SECURITY INSURANCE COMPANY OF HARTFORD et al.
v.
GILL et al.
53190.
Court of Appeals of Georgia.
Argued January 11, 1977. Decided February 18, 1977.Swift, Currie, McGhee & Hiers, James M. Poe, for appellants.
Arthur P. Tranakos, for appellees.
STOLZ, Judge.
In January 1971, it was discovered that the appellee, William Gill, had been embezzling from his employer for several years. The embezzlement was covered by employee dishonesty bonds issued by the appellant insurance companies. In May 1971, the appellants paid *325 Gill's employer for its loss, and on June 19, 1975, the appellants brought the instant suit against Gill for subrogation or reimbursement. Although the four-year statute of limitation had run, Gill failed affirmatively to plead that fact in his initial answer.

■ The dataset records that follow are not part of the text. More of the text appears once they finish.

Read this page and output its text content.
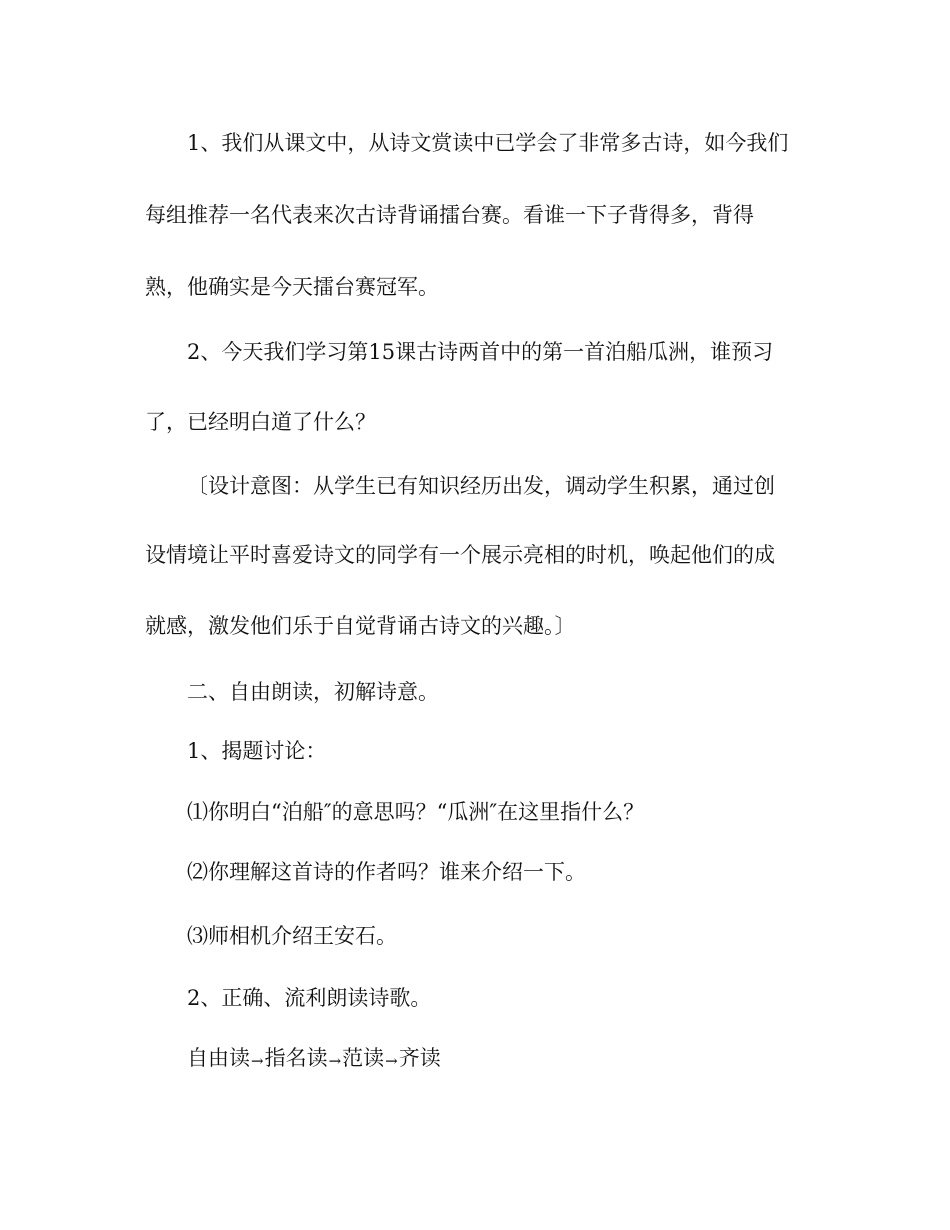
1、我们从课文中，从诗文赏读中已学会了非常多古诗，如今我们
每组推荐一名代表来次古诗背诵擂台赛。看谁一下子背得多，背得
熟，他确实是今天擂台赛冠军。
2、今天我们学习第15课古诗两首中的第一首泊船瓜洲，谁预习
了，已经明白道了什么？
〔设计意图：从学生已有知识经历出发，调动学生积累，通过创
设情境让平时喜爱诗文的同学有一个展示亮相的时机，唤起他们的成
就感，激发他们乐于自觉背诵古诗文的兴趣。〕
二、自由朗读，初解诗意。
1、揭题讨论：
⑴你明白“泊船″的意思吗？“瓜洲″在这里指什么？
⑵你理解这首诗的作者吗？谁来介绍一下。
⑶师相机介绍王安石。
2、正确、流利朗读诗歌。
自由读→指名读→范读→齐读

Some months later, after having begun discovery but before the entry of a pre-trial order, Gill amended his answer to include an affirmative defense of the statute of limitation. Gill's subsequent motion to dismiss, based on the passing of the statute, was sustained. From that order the appellants appeal.
CPA § 8 (c), Code Ann. § 81A-108 (c) (Ga. L. 1966, pp. 609, 619, as amended), states, "In pleading to a preceding pleading, a party shall set forth affirmatively ... statute of limitations..." It is the appellants' contention that CPA § 8 (c) requires that the statute of limitation must be pleaded in a party's initial pleading or it is waived. Therefore, they claim that failure to plead the statute in Gill's original answer barred him from later claiming its benefits. The appellant's theory as applied to the facts of the case sub judice is without merit, however.
CPA § 15 (a), Code Ann. § 81A-115 (a) (Ga. L. 1966, pp. 609, 627; 1968, pp. 1104, 1106; 1972, pp. 689, 694), allows a party to amend his pleading as a matter of course and without leave of the court at any time before the entry of a pre-trial order. In the instant case, Gill did exactly that, using the amended answer affirmatively to plead the statute of limitation. We must hold, especially in light of the relation-back provisions of CPA § 15 (c), Code Ann. § 81A-115 (c), supra, that a properly amended answer is a "pleading to a preceding pleading" within the meaning of CPA § 8 (c).
In support of our position is Gauker v. Eubanks, 230 Ga. 893 (4) (199 SE2d 771) (1973), in which the defendant-appellant failed to file the affirmative defense of laches in its original answer. Six months after the entry of an order by the court, without leave of the court or the consent of the adverse party, the defendant-appellant filed an amended answer claiming the affirmative defense. The Supreme Court held that the amended answer failed to meet the requirements of CPA § 15 (a), supra, and thus that the defense of laches was waived because it was *326 not pleaded pursuant to CPA § 8 (c), supra. The court then considered the appellant's laches claim on its merits, holding that "even if the amendment was properly before the court, the appellant's contention could not be sustained [on its merits]." 230 Ga. 900. By thus deciding the issue on its merits upon the assumption of a proper amendment, the Supreme Court implied that an affirmative defense raised by amendment, meets the requirements of CPA § 8 (c).
This result is the only logical one which this court can reach if we wish to retain the benefits of notice pleading while allowing a defendant the benefit of his statutory right to limitation of stale causes of action. The four-year statute of limitation in the case sub judice began to run on the date when the appellants paid Gill's employer. See Reid v. Flippen, 47 Ga. 273 (1) (1872). Yet the date of that payment was not supplied in the appellant's complaint. In fact, the appellants' complaint states that certain claim forms were not filed by the employer with the appellant insurance companies until May 1971. In May and June of 1971, Gill was no longer working for the employer from whom he had embezzled; he had been fired. Gill had no cause to know when the insurance company paid the employer. Therefore, it certainly would have been reasonable for Gill to assume that payment was not made by the appellants until after June 19, 1971, within four years of the complaint.
In a case such as that sub judice, how is a defendant to know at the time it files its original answer whether or not it has a statute-of-limitation defense? In many lawsuits, only through discovery can such information be obtained.
It should be noted that in this opinion we deal only with the affirmative defenses listed in CPA § 8 (c). The defenses of lack of jurisdiction over the person, improper venue, insufficiency of process, and insufficiency of service of process may not be pleaded by amendment to an original pleading. CPA § 12 (h) (1), Code Ann. § 81A-112 (h) (1) (Ga. L. 1966, pp. 609, 622; 1967, pp. 226, 231, as amended).
By this decision, "[w]e align ourselves with the vast majority of courts in holding that an affirmative defense may be raised by amendment." Ben P. Fyke & Sons, Inc. v. *327 The Gunter Co., 390 Mich. 649 (213 NW2d 134, 142) (1973) and cits.
Judgment affirmed. Smith and Shulman, JJ., concur.